How to do things right, Vancouver style

4 11 2012

I’m linking some recent posts by others to express an idea.

First on CAN‘s site is the post Cycleways needed to protect riders where Professor Simon Kingham from Canterbury University says after he researched people’s attitudes to cycling and the perception of cycling, “They want some sort of physical barrier whether it be a curb, a fence, a hedge or some planters, or a cycleway that’s completely away.”

And then on the Auckland Transport Blog they linked to this video on Melding Cycling and Transit about Vancouver’s efforts to support cycling and transit as they call it.

One part of Vancouver’s solutions are to have a coherent network of safe cycling infrastructure. Note that is a network, not just a little token bit of painted on cycleway here and there which cease to exist at traffic lights or is completely disjointed.

So the question is what does some of Vancouver’s infrastructure look like. I turned to flikr. (All attributions can be seen if you click on the image).  First up separated by planter boxes is this shot of  a street in autumn. There’s no riding in traffic or riding in the door zone, and it is bidirectional:

Next up is Hornby Street, and again no parked cars, and planter boxes:

Next is Dunsmuir Street:

There’s some roads in Wellington that could benefit from this kind of treatment – the Quays, Cambridge and Kent Terraces and Adelaide Road. Indeed I even found a mock-up of such a scheme for Adelaide Road.

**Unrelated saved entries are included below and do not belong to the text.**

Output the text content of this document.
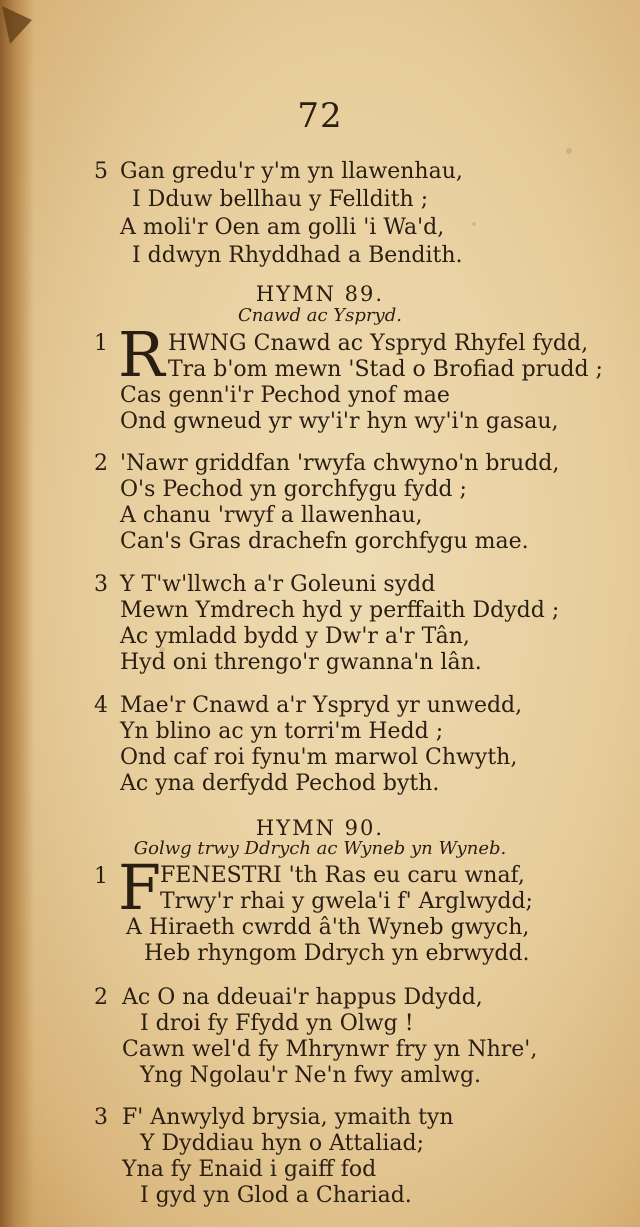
72
5 Gan gredu'r y'm yn llawenhau,
I Dduw bellhau y Felldith ;
A moli'r Oen am golli 'i Wa'd,
I ddwyn Rhyddhad a Bendith.
HYMN 89.
Cnawd ac Yspryd.
1 R HWNG Cnawd ac Yspryd Rhyfel fydd,
Tra b'om mewn 'Stad o Brofiad prudd ;
Cas genn'i'r Pechod ynof mae
Ond gwneud yr wy'i'r hyn wy'i'n gasau,
2 'Nawr griddfan 'rwyfa chwyno'n brudd,
O's Pechod yn gorchfygu fydd ;
A chanu 'rwyf a llawenhau,
Can's Gras drachefn gorchfygu mae.
3 Y T'w'llwch a'r Goleuni sydd
Mewn Ymdrech hyd y perffaith Ddydd ;
Ac ymladd bydd y Dw'r a'r Tân,
Hyd oni threngo'r gwanna'n lân.
4 Mae'r Cnawd a'r Yspryd yr unwedd,
Yn blino ac yn torri'm Hedd ;
Ond caf roi fynu'm marwol Chwyth,
Ac yna derfydd Pechod byth.
HYMN 90.
Golwg trwy Ddrych ac Wyneb yn Wyneb.
1 F
FENESTRI 'th Ras eu caru wnaf,
Trwy'r rhai y gwela'i f' Arglwydd;
A Hiraeth cwrdd â'th Wyneb gwych,
Heb rhyngom Ddrych yn ebrwydd.
2 Ac O na ddeuai'r happus Ddydd,
I droi fy Ffydd yn Olwg !
Cawn wel'd fy Mhrynwr fry yn Nhre',
Yng Ngolau'r Ne'n fwy amlwg.
3 F' Anwylyd brysia, ymaith tyn
Y Dyddiau hyn o Attaliad;
Yna fy Enaid i gaiff fod
I gyd yn Glod a Chariad.
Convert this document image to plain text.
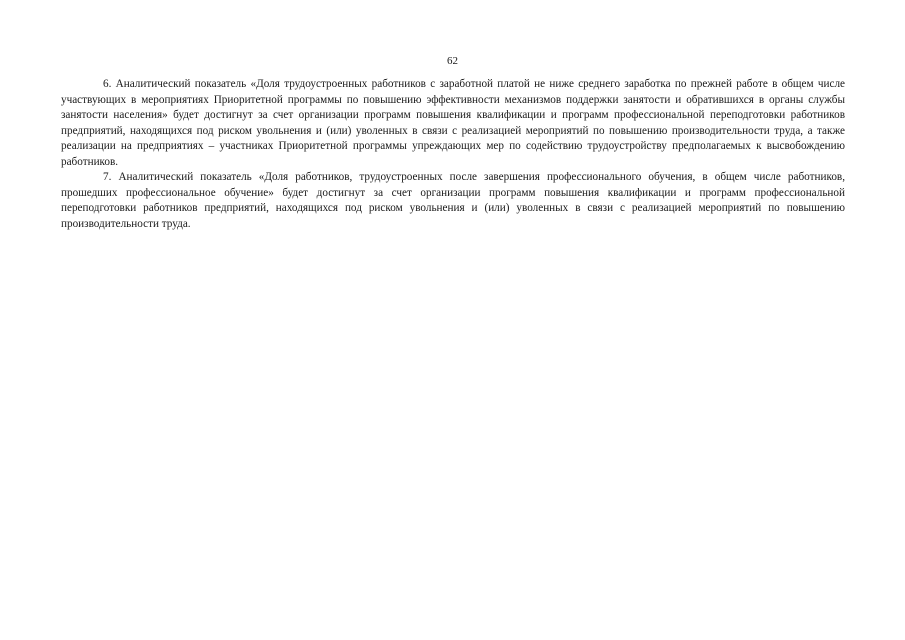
62

6. Аналитический показатель «Доля трудоустроенных работников с заработной платой не ниже среднего заработка по прежней работе в общем числе участвующих в мероприятиях Приоритетной программы по повышению эффективности механизмов поддержки занятости и обратившихся в органы службы занятости населения» будет достигнут за счет организации программ повышения квалификации и программ профессиональной переподготовки работников предприятий, находящихся под риском увольнения и (или) уволенных в связи с реализацией мероприятий по повышению производительности труда, а также реализации на предприятиях – участниках Приоритетной программы упреждающих мер по содействию трудоустройству предполагаемых к высвобождению работников.

7. Аналитический показатель «Доля работников, трудоустроенных после завершения профессионального обучения, в общем числе работников, прошедших профессиональное обучение» будет достигнут за счет организации программ повышения квалификации и программ профессиональной переподготовки работников предприятий, находящихся под риском увольнения и (или) уволенных в связи с реализацией мероприятий по повышению производительности труда.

If this is the standard that people actually need to make them feel safe when cycling, then this is what should be built. With the Christchurch rebuild maybe people in Christchurch should see the first projects built down there, but Wellington City Council if this is what people need then this is what should be built.

Dear readers, which roads would benefit from such a treatment? I’d argue Johnsonville Road, through the J’ville town centre should be one of the first. It’d then be safe enough that Mayor Wade-Brown could ride through unscathed.

This is the scale of transport infrastructure that the government should be funding, rather than bloated unnecessary highways with BCRs as low as 0.2. Rather than riding a bike it seems the only exercise National is getting is pissing our money away.





3 responses

4 11 2012
Glen K

We’re already discussing this down in Christchurch – And it looks like we will get something like this soon –
Important to remember though that it’s not just about separation; integration done well can also be an effective part of your cycling network –

4 11 2012

Cool. Great site too. I’ll add it to my links.

7 11 2012

The more I look at this, the more I like the idea of using heavy planters (when the network is first put in place, at least).

It’s easier to sell (“let’s do this on a trial basis; if it fails totally, we could always move them somewhere else”).

You could even set up summer weekend bike lanes this way to give people and opportunity to try out the feeling of getting around on a protected bike path.